Missionari Iblei

Centro Missionario Diocesano – Ragusa

Una tragedia eco della crisi mondiale: tra indignazione e conversione.

“L’Italia del fango sta mostrando la sua faccia, il suo ghigno, il suo sberleffo. L’Italia senza giustizia che manda in galera chi denuncia. L’Italia senza legge con un Parlamento incostituzionale, presidenti di Regione  illegittimi, al terzo e al quarto mandato consecutivo, come Formigoni, Errani, Iorio. Dove sono i magistrati? Dove la Corte Costituzionale? Il cittadino e’ solo, senza riferimenti, senza informazione, senza rappresentanti. L’Italia del cemento lo sta seppellendo vivo. Non c’e’ governo, non c’e’ opposizione, ma un comitato di affari che si spartisce il Paese senza vergogna”. Dure le parole di Grillo su http://www.rainews24.it/it/news.php?newsid=158184&utm_source=Rainews24+via+twitterfeed&utm_medium=twitter&utm_campaign=newsche mettono il dito nella piaga accusando corruzione e interessi privati senza offrire alternative per il popolo costretto all’obbedienza cieca e senza speranza. Nei  giorni del G20 di Cannes, abbiamo ascoltato anche le voci di indignazione provenienti  dall’Africa, dalla Tanzania ( http://www.misna.org/copertina/oltre-il-g20-l%e2%80%99indignazione-dell%e2%80%99africa/).
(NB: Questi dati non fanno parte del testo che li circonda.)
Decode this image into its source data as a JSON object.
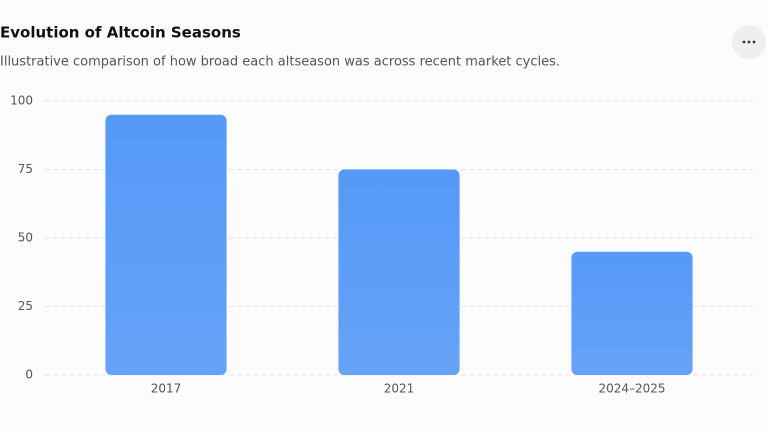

Grillo denuncia un “comitato d’affari” , padre Vic Missiaen, segretario della Commissione giustizia e pace della Conferenza episcopale di Tanzania, denuncia l’agenda politica mondiale “dominata dalle grandi potenze” che in nome della globalizzazione hanno “ucciso” le democrazie e che pur lamentando la crisi economica mondiale come scusante per non aiutare i paesi piú poveri , mantengono i grandi progetti  di sfruttamento dell’Africa a favore delle Multinazionali, tra cui la “centrale idroelettrica di Inga, un gigante di cemento tre volte più grande della diga cinese delle Tre gole, che dovrebbe tagliare il tratto finale del fiume Congo. “Il progetto – sottolinea Tricarico – è incompatibile con la prospettiva di uno sviluppo sostenibile e costa tra i 20 e i 30 miliardi di dollari”. http://www.misna.org/economia-e-politica/al-g20-l%e2%80%99africa-resta-fuori/.

In Brasile il Governo della Dilma sostiene i grandi progetti da realizzare in Amazzonia creando disastri ambientali e umanitari. L’Amazzonia brasiliana é stata presa di mira dai grandi proprietari terrieri e multinazionali, ma anche dalle grandi opere e infrastrutture pianificate dal Governo. Gli unici a difenderla  e a rimetterci sono le Comunitá tradizionali e gli Indigeni che per questo sono masssacrati e spogliati dei loro diritti e averi. Non ci sono militari per  difendere i poveri, ma si trovano per difendere gli interessi dei ricchi. L’arroganza  del potere brasiliano di sostenre l’economia europea nasconde  i crimini attuali con Ecologia (tutta l’ Amazzonia e non solo, a rischio) e Diritti Umani. I disastri colpevoli sono evidenti nell’area Salute e Educazione, Lavoro schiavo, Genocidio degli Indios e sfruttamento delle maggiori risorse minerarie e energetiche in favore della ricca oligarchia al potere e delle multinazionali.

Si evince da tutto questo che nel disordine mondiale creatosi dopo il crollo del muro di Berlino chi ha preso il comando é una oligarchia finanziaria senza scrupoli che persegue i propri interessi economici sfruttando senza limiti tutte le risorse del Pianeta approfittando al massimo delle agevolazioni offerte dalla Globalizzazzione.

A ben ragione  l’episcopato brasiliano insiste sulla necessitá di una vera, profonda, urgente riforma politica e il Papa suggerisce la necessitá, urgenza, come unica soluzione,  della costituzione di un’autorità pubblica a competenza universale http://press.catholica.va/news_services/bulletin/news/28268.php?index=28268&po_date=24.10.2011&lang=it.

Nonostante i tanti segnali di morte l’umanitá e il Pianeta terra  hanno bisogno di mantenere viva la Speranza!

La voce profetica della chiesa ancora una volta risuona nel deserto planetario.